Esasında İran'ın bölgesel projesi, Velayet-i Fakih yönetimine giden yolda bir aşama olan Filistin'i kurtarma projesinden daha büyük ve her iki proje de şu anda çıkmaza girmiş durumda. Filistin'i kurtarma projesi sadece İsrail ve kıyamet silahlarına değil, ABD ve Avrupa duvarlarına tosladı ve Rusya ile Çin tarafından da kabul edilebilir bir proje değil. Ayrıca 22 Arap ülkesini temsil eden Arap Zirvesi, 2000'li yılların başındaki Beyrut Zirvesi'nden itibaren barışın stratejik bir tercih olduğunu teyit etti. İran'ın bölgesel projesi, ABD'yi askeri, güvenlik ve hatta ekonomik olarak Ortadoğu'dan çıkarmak gibi zorlu bir meydan okuma ile çatışıyor. Aynı zamanda kendi halkı, liderleri, ittifakları ve önemli stratejik konumu bulunan büyük ve güçlü bir Arap dünyasıyla da çatışıyor.

Filistin’i gerçekten kurtarmak isteği bir yana, kurtarma gücüne sahip olmayan Tahran, İsrail ile anlaşmazlık yoluyla da olsa iki devletli çözüm yoluna taş koymaya katkıda bulunuyor.  Binyamin Netanyahu hükümeti Filistin devletinin kurulmasını reddediyor ve Batı Şeria ile Gazze'yi ilhak etmeyi amaçlıyor. Mollalar rejimi, Batı Şeria ve Gazze'de kurulacak Filistin devleti projesini engellemede İsrail’in ağırlığına ek ağırlık katıyor. Nitekim İsrail, Filistin devletinin kurulmasının Filistin'de bir İran terör üssü kurma projesi olduğunu iddia etmeye başladı. Netanyahu’ya göre sorun, İran'ın Suriye'den çekilmesinden ve İsrail'in Suriye ordusundan kalan stratejik silahları imha eden hava saldırıları düzenlemesinden ve Tahran adına savaşan örgütlerin zayıflatılmasından sonra bile devam ediyor. Hiçbir şey onun bu tutumunu değiştirmiyor. Oysa Irak’ın nükleer reaktörünü yerle bir eden saldırıyı düzenleyen 69. Filo'ya komuta eden pilotun İngiliz dergisi The Economist’e verdiği röportajda da söylediği gibi İsrail için en büyük tehdit İran değil, Filistinlilerle geçinememek ve birlikte yaşayamamaktır. Çünkü İsrail'in karşı karşıya olduğu asıl zorluk, ‘askeri gücünü stratejik kazanımlara ve barışa dönüştürmektir’, aksi takdirde kan daha uzun yıllar akmaya devam edecektir.

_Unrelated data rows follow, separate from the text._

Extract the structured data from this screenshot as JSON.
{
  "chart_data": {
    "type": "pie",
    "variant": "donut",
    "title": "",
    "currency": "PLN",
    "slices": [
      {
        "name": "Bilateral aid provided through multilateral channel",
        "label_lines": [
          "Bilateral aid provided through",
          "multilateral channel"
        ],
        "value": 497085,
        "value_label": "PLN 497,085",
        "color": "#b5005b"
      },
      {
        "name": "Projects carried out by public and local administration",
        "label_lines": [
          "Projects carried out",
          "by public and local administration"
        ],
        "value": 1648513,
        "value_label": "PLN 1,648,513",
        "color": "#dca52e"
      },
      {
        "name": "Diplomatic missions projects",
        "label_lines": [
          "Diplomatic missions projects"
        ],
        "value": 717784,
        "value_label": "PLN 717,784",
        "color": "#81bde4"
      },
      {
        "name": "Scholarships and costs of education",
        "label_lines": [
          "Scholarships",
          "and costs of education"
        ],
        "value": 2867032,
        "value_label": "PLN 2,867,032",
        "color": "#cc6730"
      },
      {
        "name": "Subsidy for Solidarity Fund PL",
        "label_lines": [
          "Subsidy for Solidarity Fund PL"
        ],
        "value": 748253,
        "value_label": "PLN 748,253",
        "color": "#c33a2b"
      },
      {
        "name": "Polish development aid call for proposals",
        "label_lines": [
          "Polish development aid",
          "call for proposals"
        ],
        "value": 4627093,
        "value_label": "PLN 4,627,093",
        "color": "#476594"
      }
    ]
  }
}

Büyük açmaz ikilidir; İran'ın bölgesel projesi, kendi kapasitesinden, Batı ile çatışmasından ve İsrail ile vekiller üzerinden savaşmasından daha büyüktür. Keza İsrail'in bölgesel projesi, Tel Aviv'in ekonomik, askeri ve sosyal olarak taşıyabileceğinden daha büyüktür. Batı ve Doğu'nun İsrail'in aşırılığına ve Filistin devletinin kurulması fırsatının kaçırılmasına yönelik sabrını zorlamaktadır. General Şaron'un dediği gibi, Washington'un hizmetinde olan “yüzen bir uçak gemisi” konumundan çıkıp Amerikan korumasına ihtiyaç duyan İsrail'in yükünü ABD'nin ne kadar süre ve ne ölçüde taşıyacağı da bilinmemektedir. Buradaki ders, herkesin göreceği şekilde duvara asılı olan Amerikalı stratejik analist Anthony Cordesman'ın şu sözüdür: “Savaşlar riskleri ortadan kaldırmakla ilgili değil, riskleri yönetmekle ilgilidir.”

*Bu makale Şarku’l Avsat tarafından Independent Arabia’dan çevrilmiştir.